Friday, September 26, 2008

Bend it like (Victoria) Beckham

(I've been learning a lot about SEO lately. I should probably include some pictures of David Beckham in his skimpy briefs to bring in a coupla more page views.)

So today was my last day of work. More accurately, it was my last day in the employ of a big ol' company (and not to sound dramatic, but it feels like I'll never, ever, ever be a salaried employee again). From now on, I work for ME. While I have editors and oversight at my new gig, my day-to-day tasks, how much I work, and when I do it is up to me. If I work more, theoretically I'll be paid more. Which translates, for me, into "if I goof around all day on Twitter while my kids are at school, I'll be staying up much later than I'd like to catch up on writing."

This is scary. For the past couple of months I've been juggling both jobs (oh and a few other freelance writing gigs thrown in for good measure) and it's meant a lot of burning the candle at both ends. While the kids are at school I work, unload the dishwasher, work some more, fold the laundry while on a conference call, work, write a blog post, work, etc. I take 5 or so hours off for kid pick-up, play time, dinner-bath-bed, and then it's back to working again until I roll into bed, by midnight if I'm lucky.

I know this is the new reality for so many of us. Forget balancing work and family; we stretch and contort and juggle family and home responsibilities with not just one job, but several. Blogging is a quasi-job (I just "earned" $200 from Parent Bloggers Network for my recent blog blast post!) too. The lines between "work" and "family" are so fluid they've become nearly invisible.

I wouldn't trade the flexibility I have now--the ability to run to school to help out for 15 minutes at 11 a.m., or to stop working at 2:30 p.m. and start up again at 9, or to file a story from anyplace in the world with an Internet connection. But there's something to be said, sometimes, for leaving work at work. And when you work at home, you just can't do that.

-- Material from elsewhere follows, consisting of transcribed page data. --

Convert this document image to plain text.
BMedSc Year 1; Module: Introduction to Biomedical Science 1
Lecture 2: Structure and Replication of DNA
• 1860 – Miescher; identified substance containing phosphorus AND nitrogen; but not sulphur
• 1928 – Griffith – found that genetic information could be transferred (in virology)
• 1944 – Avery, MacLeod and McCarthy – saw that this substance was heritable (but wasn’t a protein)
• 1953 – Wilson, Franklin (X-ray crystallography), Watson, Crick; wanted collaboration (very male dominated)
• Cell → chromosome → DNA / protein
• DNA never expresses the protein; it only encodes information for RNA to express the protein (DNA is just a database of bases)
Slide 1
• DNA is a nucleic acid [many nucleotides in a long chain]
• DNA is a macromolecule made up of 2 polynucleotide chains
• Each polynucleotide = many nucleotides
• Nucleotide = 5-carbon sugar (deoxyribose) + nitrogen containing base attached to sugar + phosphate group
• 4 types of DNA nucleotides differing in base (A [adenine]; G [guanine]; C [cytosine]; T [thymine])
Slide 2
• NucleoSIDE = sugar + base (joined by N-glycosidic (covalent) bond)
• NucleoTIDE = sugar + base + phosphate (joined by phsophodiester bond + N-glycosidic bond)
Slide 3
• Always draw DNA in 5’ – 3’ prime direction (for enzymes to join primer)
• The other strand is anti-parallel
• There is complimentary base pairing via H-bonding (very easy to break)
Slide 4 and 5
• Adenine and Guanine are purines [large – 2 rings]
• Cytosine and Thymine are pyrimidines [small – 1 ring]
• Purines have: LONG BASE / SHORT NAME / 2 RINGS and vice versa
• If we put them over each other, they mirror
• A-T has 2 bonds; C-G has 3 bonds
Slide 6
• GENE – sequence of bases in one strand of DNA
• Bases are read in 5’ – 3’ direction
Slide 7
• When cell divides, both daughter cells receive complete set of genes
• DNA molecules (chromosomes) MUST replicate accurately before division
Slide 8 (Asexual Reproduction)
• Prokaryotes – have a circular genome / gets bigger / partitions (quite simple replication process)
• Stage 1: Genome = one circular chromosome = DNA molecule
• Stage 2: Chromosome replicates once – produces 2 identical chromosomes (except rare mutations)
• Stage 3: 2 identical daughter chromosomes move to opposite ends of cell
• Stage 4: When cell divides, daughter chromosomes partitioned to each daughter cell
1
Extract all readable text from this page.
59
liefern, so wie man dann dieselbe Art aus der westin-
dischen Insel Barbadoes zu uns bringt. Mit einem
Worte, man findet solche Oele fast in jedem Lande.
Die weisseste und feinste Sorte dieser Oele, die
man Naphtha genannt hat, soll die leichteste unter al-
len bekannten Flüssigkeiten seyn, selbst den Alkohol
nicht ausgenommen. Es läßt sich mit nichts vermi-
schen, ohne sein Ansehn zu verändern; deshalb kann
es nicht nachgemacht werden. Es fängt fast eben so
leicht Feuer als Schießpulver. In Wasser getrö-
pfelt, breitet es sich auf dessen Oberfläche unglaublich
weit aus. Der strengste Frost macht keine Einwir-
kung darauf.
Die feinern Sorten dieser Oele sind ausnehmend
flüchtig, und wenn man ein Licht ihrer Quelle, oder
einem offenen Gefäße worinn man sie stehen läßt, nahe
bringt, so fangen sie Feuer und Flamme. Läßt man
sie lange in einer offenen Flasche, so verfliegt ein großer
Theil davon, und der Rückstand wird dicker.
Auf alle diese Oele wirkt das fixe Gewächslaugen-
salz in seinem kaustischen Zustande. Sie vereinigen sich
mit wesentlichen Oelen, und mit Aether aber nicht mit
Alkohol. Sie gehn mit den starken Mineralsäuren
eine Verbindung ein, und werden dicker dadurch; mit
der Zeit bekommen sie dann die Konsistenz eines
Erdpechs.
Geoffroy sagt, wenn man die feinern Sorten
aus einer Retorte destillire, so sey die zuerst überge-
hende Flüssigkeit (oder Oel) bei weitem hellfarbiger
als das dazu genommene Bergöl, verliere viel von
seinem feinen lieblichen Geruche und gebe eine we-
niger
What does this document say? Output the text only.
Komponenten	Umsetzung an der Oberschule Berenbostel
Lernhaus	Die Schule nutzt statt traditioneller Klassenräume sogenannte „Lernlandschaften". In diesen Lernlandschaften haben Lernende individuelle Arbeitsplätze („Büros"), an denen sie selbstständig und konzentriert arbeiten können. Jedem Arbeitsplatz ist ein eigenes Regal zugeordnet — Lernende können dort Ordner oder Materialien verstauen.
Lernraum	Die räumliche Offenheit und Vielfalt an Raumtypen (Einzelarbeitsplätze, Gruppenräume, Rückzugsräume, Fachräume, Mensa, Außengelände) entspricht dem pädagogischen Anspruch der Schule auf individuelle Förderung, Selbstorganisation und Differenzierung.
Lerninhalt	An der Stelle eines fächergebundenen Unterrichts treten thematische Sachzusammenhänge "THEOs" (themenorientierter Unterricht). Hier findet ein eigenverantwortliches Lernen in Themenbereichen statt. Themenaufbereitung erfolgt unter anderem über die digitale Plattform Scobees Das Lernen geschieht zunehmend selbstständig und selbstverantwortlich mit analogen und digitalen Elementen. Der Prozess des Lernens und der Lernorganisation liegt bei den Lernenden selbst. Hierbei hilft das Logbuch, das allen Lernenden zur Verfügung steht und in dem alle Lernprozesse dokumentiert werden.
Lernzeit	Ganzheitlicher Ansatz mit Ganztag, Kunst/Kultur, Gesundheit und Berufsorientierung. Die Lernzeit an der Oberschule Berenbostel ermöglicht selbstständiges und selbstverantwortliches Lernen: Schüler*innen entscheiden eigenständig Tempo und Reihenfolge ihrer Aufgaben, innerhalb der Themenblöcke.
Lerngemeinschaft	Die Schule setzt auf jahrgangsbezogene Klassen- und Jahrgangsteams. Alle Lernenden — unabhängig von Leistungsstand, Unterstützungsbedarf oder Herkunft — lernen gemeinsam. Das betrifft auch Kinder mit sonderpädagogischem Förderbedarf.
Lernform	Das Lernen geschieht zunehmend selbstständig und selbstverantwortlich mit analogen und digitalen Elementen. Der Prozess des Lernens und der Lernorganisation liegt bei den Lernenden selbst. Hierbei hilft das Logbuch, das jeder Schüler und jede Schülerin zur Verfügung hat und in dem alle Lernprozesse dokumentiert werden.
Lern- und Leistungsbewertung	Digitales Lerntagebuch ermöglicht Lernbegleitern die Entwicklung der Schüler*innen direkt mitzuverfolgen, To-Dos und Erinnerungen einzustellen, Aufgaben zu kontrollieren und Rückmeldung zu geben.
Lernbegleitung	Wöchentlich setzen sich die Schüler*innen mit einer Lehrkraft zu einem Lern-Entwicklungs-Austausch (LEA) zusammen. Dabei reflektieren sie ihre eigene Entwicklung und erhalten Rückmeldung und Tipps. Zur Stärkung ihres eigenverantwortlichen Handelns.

Image: Not-David-Beckham demonstrating the patented one-armed push-up ice-cream-eating technique.


Heather said...

It is hard. I keep adding to my to do list too.

Congrats on your win!

Lady M said...

Some young'uns who were interviewing with my husband's group were asking whether they could work at home. We snickered to ourselves and said (in our heads), "Of course! First you work in the office. Then you go home at night and work at home!"

BlondeMomBlog (Jamie) said...

That's the tough thing about working at home and one of the reasons I still like driving into my office four days a week. But it sounds like you have an awesome gig....I have to admit that the time management thing is one of the toughest aspects of being left to my own devices on freelance projects, etc. I'm my own worst enemy when it comes to distractions! ;)

p.s. this is why I no Twitter

Patois said...

I could barely get past that adorable photo to read the post! But read it I did, and I offer both hearty congratulations and encouragement!

mothergoosemouse said...

You articulated my feelings on the WAH/freelance gig perfectly. I love it, but it feels as if it never stops.

elswhere said...

YOu really have captured it! After several years of having a regular outside-the-home job, my life right now is a mix of regular at-work work and freelance/at-home work, and I find it's really hard to get over the sense that if I'm home I should get to be off-duty (at least for non housework/kid things). At the same time, I'm loving the flexibility and the autonomy.'s good, I think. Just different.

Anyway, congratulations on the upcoming life of (not so much) leisure!

Jennifer (ponderosa) said...

One of my co-workers -- one who works in the actual office -- told me she'll only be checking email twice a day. Ah, I said, the luxuries of being in an office! If I don't check my (work) email once an hour or so, I not only lose my connection with my co-workers, I lose my motivation. I can pretty easily convince myself that none of that work there really needs doing!

Regarding SEO, isn't it fun? I think it's fascinating. I actually go the opposite route with my blog, doing my best NOT to call attention to it! Only because it's so personal. The fact that you made $200 with one post makes me want to change my tune, though : )

Congrats on the new gigs. Here's hoping you can find better balance as you get into the rhythm of it.

TC said...

I'll be interested in how things go for you. After two-and-a-half years doing what you're just starting to do now, I found that the "never walk away from the job" thing became overwhelming. But maybe it was because I truly hated my job to boot!

I'm also interested in hearing how you do with About. I actually started the training to be a guide a few months ago, but realized that to really make it a successful gig, I'd have to give it way more time than I was going to be able to give it, being that my income is our sole income in this family.

So please keep us up to date (like you'd do anything less, right? ;-)). We'll be watching!

Kate said...

Great post... it really does sum it up well. With my full time day job, I'm also trying to juggle/start up an online gig, and likewise am burning the candle at both ends right now. Totally hear ya. Sounds like you do it well, though! And there really is something to be said about being able to work for yourself. I think in the long run it's the best way to go.